Declining U.S. fertility rates, and a "romantic reckoning" after #MeToo

New research shows a sharp drop in the number of babies born in the U.S. last year. An analysis reported in the New York Times found an estimated 3.84 million babies were born nationwide in 2017. That's down more than 100,000 from the year before.

The number of people 18 to 30 who say they haven't had sex in the previous year jumped to nearly 20 percent in 2017, compared with about 10 percent in earlier decades. Previous studies have also found that millennials are having less sex than previous generations at that age. One possible culprit? Smartphones, according to the report by The Times' Lyman Stone.

"I think the worry is about the decay of social bonds generally and lack of kind of in-person quality time," said New York Times investigative reporter and CBS News contributor Jodi Kantor. "I mean, you don't need to be a top sociologist to experience this, right? If you're getting pelted with work emails at 10 o'clock at night on your bedside table, that is obviously not a recipe for a lot of private time."
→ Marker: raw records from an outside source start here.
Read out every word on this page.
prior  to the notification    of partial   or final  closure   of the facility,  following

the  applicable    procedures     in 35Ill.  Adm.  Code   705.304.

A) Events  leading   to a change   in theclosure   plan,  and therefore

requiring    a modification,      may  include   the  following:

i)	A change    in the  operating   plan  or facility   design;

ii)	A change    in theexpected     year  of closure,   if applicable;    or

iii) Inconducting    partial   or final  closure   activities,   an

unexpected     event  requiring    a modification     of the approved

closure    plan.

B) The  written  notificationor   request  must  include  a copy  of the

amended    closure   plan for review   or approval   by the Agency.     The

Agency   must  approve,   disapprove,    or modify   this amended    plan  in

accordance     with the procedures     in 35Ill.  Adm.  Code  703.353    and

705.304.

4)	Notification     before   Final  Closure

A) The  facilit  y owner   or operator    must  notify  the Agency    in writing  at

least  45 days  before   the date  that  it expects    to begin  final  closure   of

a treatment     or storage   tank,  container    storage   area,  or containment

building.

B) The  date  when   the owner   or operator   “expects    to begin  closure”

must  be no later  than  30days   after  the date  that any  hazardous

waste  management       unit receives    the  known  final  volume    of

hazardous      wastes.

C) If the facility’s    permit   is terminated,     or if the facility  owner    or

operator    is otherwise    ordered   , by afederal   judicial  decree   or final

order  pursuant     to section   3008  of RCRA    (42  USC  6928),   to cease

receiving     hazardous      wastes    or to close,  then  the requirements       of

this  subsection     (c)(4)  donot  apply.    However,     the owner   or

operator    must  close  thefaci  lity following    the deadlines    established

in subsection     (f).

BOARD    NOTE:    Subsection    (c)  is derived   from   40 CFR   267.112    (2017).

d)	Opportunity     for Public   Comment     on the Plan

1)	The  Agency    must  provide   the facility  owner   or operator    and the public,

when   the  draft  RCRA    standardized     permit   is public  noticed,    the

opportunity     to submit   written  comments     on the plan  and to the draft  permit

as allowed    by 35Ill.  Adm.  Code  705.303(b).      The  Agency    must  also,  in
Kantor, who along with colleague Megan Twohey broke the bombshell sexual harassment allegations against Hollywood mogul Harvey Weinstein, said the country is in "a state of romantic reckoning." Their reporting helped launch a national conversation, fueling the #MeToo movement and the Time's Up legal defense fund.

"There are a lot of questions about the right way to do things and what the rules are, and how to proceed in kind of a healthy and safe way. In my reporting I talk to a lot of people who talk about just changes in their romantic interactions. I've had women tell me that at the end of dates now, guys will say to them, 'I just want to make sure you were comfortable tonight. I want to make sure everything felt OK to you.' Which is very sweet, but also betrays a certain nervousness about, you know, am I doing this right," Kantor said.